Amid the political row over the National Register of Citizens (NRC), Uttar Pradesh DGP O P Singh has directed all district police units to start a drive to identify “Bangladeshis” and other foreigners staying in the state illegally and without valid documents. Police said Tuesday that the directive was a “routine” exercise and “does not mention the NRC”.
The circular, issued Monday, states: “In the past few years, cases of people from Bangladesh staying illegally in various districts of the state has come to light. Action has been taken in these cases on several occasions. In order to strengthen the internal security of the state, it is necessary to identify and get verification done of Bangladeshis and foreigners staying illegally.”
It also directed the police to “take fingerprints of Bangladeshis and foreigners staying illegally and send them to the state fingerprint bureau where a database is kept district wise separately”. “After a list is prepared of foreigners living illegally, the Home (Visa) department must be immediately made aware of proposals for deportation of such people,” it states.

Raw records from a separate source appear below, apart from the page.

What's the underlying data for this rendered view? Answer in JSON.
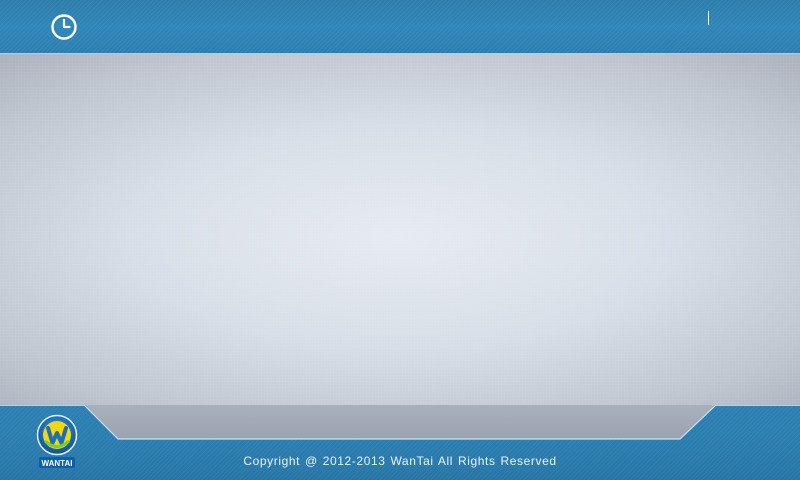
{
  "header": {
    "clock_icon": "clock-icon"
  },
  "footer": {
    "copyright": "Copyright @ 2012-2013 WanTai   All Rights Reserved",
    "logo_letter": "W",
    "logo_text": "WANTAI"
  },
  "colors": {
    "bar_blue": "#2c7fb1",
    "content_grey": "#d8dee7",
    "logo_yellow": "#f2d80f",
    "logo_green": "#7ccf2a"
  }
}
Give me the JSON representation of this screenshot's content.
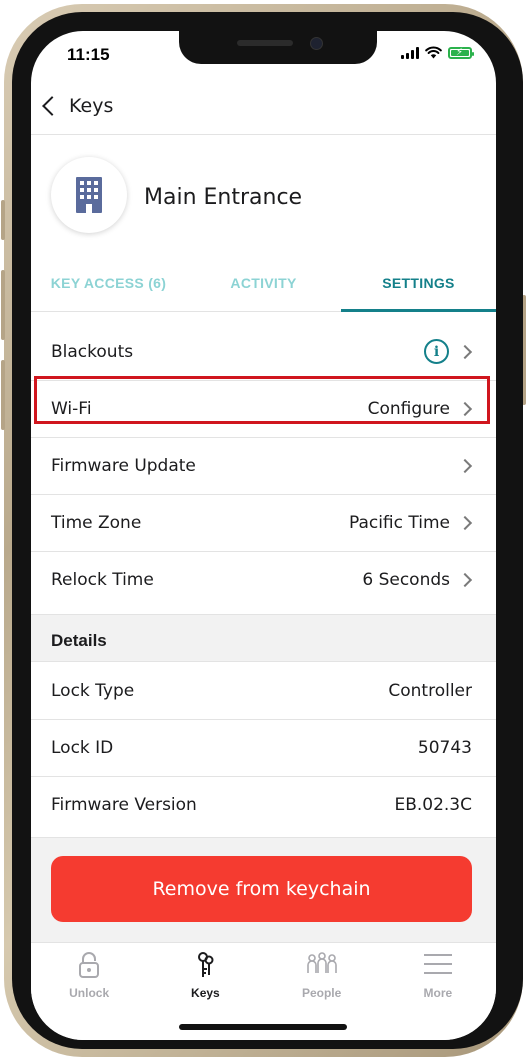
{
  "status_bar": {
    "time": "11:15"
  },
  "nav": {
    "back_label": "Keys"
  },
  "door": {
    "name": "Main Entrance",
    "icon": "building-icon"
  },
  "tabs": [
    {
      "label": "KEY ACCESS (6)",
      "active": false
    },
    {
      "label": "ACTIVITY",
      "active": false
    },
    {
      "label": "SETTINGS",
      "active": true
    }
  ],
  "settings_rows": [
    {
      "label": "Blackouts",
      "value": "",
      "icon": "info-icon"
    },
    {
      "label": "Wi-Fi",
      "value": "Configure",
      "highlighted": true
    },
    {
      "label": "Firmware Update",
      "value": ""
    },
    {
      "label": "Time Zone",
      "value": "Pacific Time"
    },
    {
      "label": "Relock Time",
      "value": "6 Seconds"
    }
  ],
  "details": {
    "title": "Details",
    "rows": [
      {
        "label": "Lock Type",
        "value": "Controller"
      },
      {
        "label": "Lock ID",
        "value": "50743"
      },
      {
        "label": "Firmware Version",
        "value": "EB.02.3C"
      }
    ]
  },
  "remove_button": {
    "label": "Remove from keychain",
    "color": "#f53b30"
  },
  "tab_bar": [
    {
      "label": "Unlock",
      "icon": "padlock-icon",
      "active": false
    },
    {
      "label": "Keys",
      "icon": "key-icon",
      "active": true
    },
    {
      "label": "People",
      "icon": "people-icon",
      "active": false
    },
    {
      "label": "More",
      "icon": "menu-icon",
      "active": false
    }
  ],
  "colors": {
    "accent": "#14808a",
    "accent_light": "#8cd3d4",
    "highlight": "#d0161e",
    "danger": "#f53b30"
  }
}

According to the directive, police must carry out identification drives on the “outskirts like railway stations, bus stations, roadsides, new slums” where “people from Bangladesh and other foreign countries take asylum”.
“A verification drive with videography must be carried out in such places. If during the probe, such people give their address to be from other states or districts, then in a time bound manner, their address must be verified from the concerned districts or states.”
UP ADG, Law and Order, P V Ramasastry said it was a “routine internal police exercise”. “Every year, police teams in districts are alerted that action should be taken against those violating provisions under The Foreigners Act. The same instructions have been given again. The SPs have been reminded about their responsibilities with regard to the provisions under the Act,” he said.
Later, the UP police said on Twitter: “This is to bring to your notice that the letter issued on September 30 does not mention NRC. Instructions regarding deportation of illegal Bangladeshi and foreign nationals have been issued to tighten security and conduct of festivals in a peaceful manner and are also related to process of verification during providing jobs and residence. Another reason for this is to catch absconding criminals.”
According to the circular, police also need to probe if “people from Bangladesh or other foreign countries in order to regulate their stay may have documents like ration card, voter card, driving license, arms license, passport and Aadhaar card”.
“After a probe is conducted about above mentioned fake documents and records, the process to cancel them must be done on a priority basis. Middlemen and officials who have helped these Bangladeshis and foreigners attain these documents and citizenship of India must also be identified and action must be ensured against them too,” it states.
“Apart from this, several business and construction companies, etc, are legally expected to have identification documents of people/women working for them and that a police verification of these documents is done according to the rules. For this, according to the needs, with coordination from DMs of related districts and all concerned, people must be made aware of the action taken in a time-bound manner in this regard.”
The circular has instructed police that if a person claims that they are from a foreign country, then the Local Intelligence Unit (LIU) or related agency must be informed. The instructions also said that the objectives of such verification drives are often not achieved “due to lack of transparency and that the instructions must be followed with transparency”.
“The above order issued from the government and (DGP) headquarters level reiterate that for deportation from districts, ADGs of zones will coordinate with IG, BSF, Kolkata and in the case of any problem they may seek guidance from the IG, Intelligence of (state) Intelligence Department and from Home Department (Visa section),” it states.
Asked about the deportation process, ADG Ramasastry said, “It depends from case to case. There are two actions. In some cases, they are deported, sometimes cases are registered against them. It varies from case to case based on the situation.”